Frances Hill of Robinson, Illinois, Stones’s mother, hopes this song will give others comfort knowing it’s okay to talk about your feelings.

“It has a very important message,” Hill said. “Don’t be afraid to reach out to others. There’s always someone who will listen. If you need to talk, David is the type of person who will be right there.  Even if you’re miles away, he will get in his car and come talk to you.  He has been there and he knows how important it is to talk through your feelings.”

Stone and his wife Brittany have been married since September 2010.  Together, they have two young boys, 10-year-old Draven and 8-year-old Bayne. Brittany says she has witnessed the ups and downs during their marriage and believes in the message of this song.

“I think everybody needs something where they can take a break from life and do something they love,” Brittany said. “David is able to use music to escape from reality and the stress of life.  I think it’s important for people to find something that makes them happy, something that helps them escape from reality for a little bit.”

Stone hopes his battles with depression will help show others there isn’t a negative stigma with mental health.  Admitting you are struggling is the biggest step to recovery.

“We’re Soldiers. We don’t talk about our feelings,” Stone said. “Talking about your feelings doesn’t mean you’re weak.  It doesn’t mean you are less of a man.  It just means you are strong enough to know you need help.  That is important for everyone to understand, not just those serving in the military.”

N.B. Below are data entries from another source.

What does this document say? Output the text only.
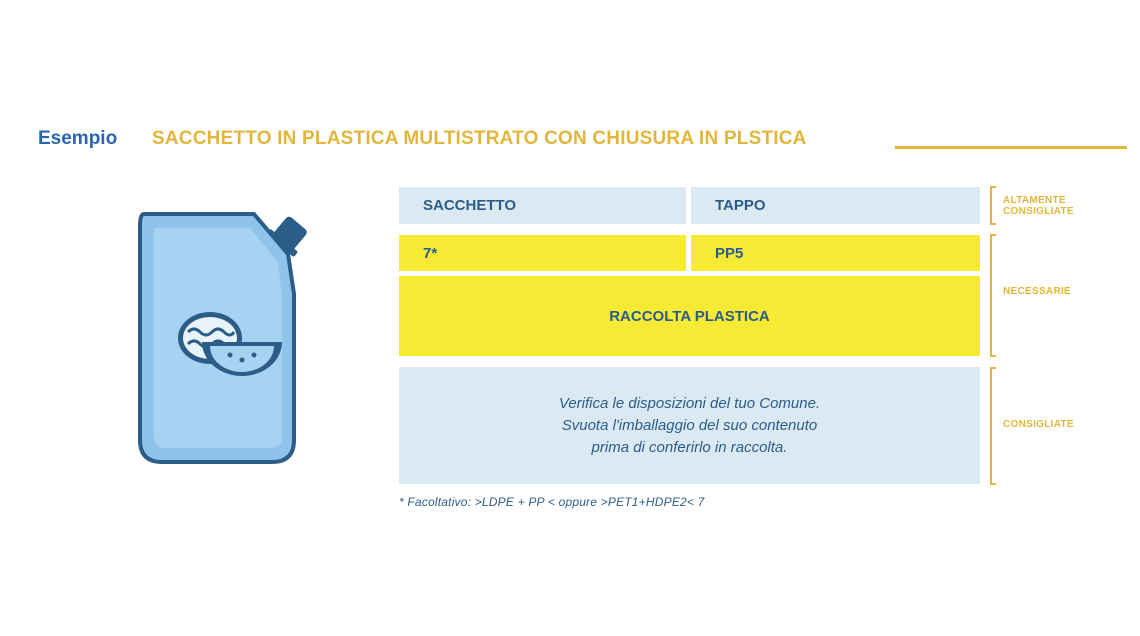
Esempio SACCHETTO IN PLASTICA MULTISTRATO CON CHIUSURA IN PLSTICA
SACCHETTO	TAPPO
7*	PP5
RACCOLTA PLASTICA
Verifica le disposizioni del tuo Comune.
Svuota l'imballaggio del suo contenuto
prima di conferirlo in raccolta.
ALTAMENTE
CONSIGLIATE
NECESSARIE
CONSIGLIATE
* Facoltativo: >LDPE + PP < oppure >PET1+HDPE2< 7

Stone has performed at a handful of places since the song was released on Veterans Day 2021.  Once the pandemic subsides, Stone is hoping he is able to be more active in suicide prevention, especially in the Veteran community.

“I don’t care if this song hits five million people,” Stone said. “If it affects just one person in a positive way, the song is a success. If this song can help just one person from taking their life, then I’m happy.”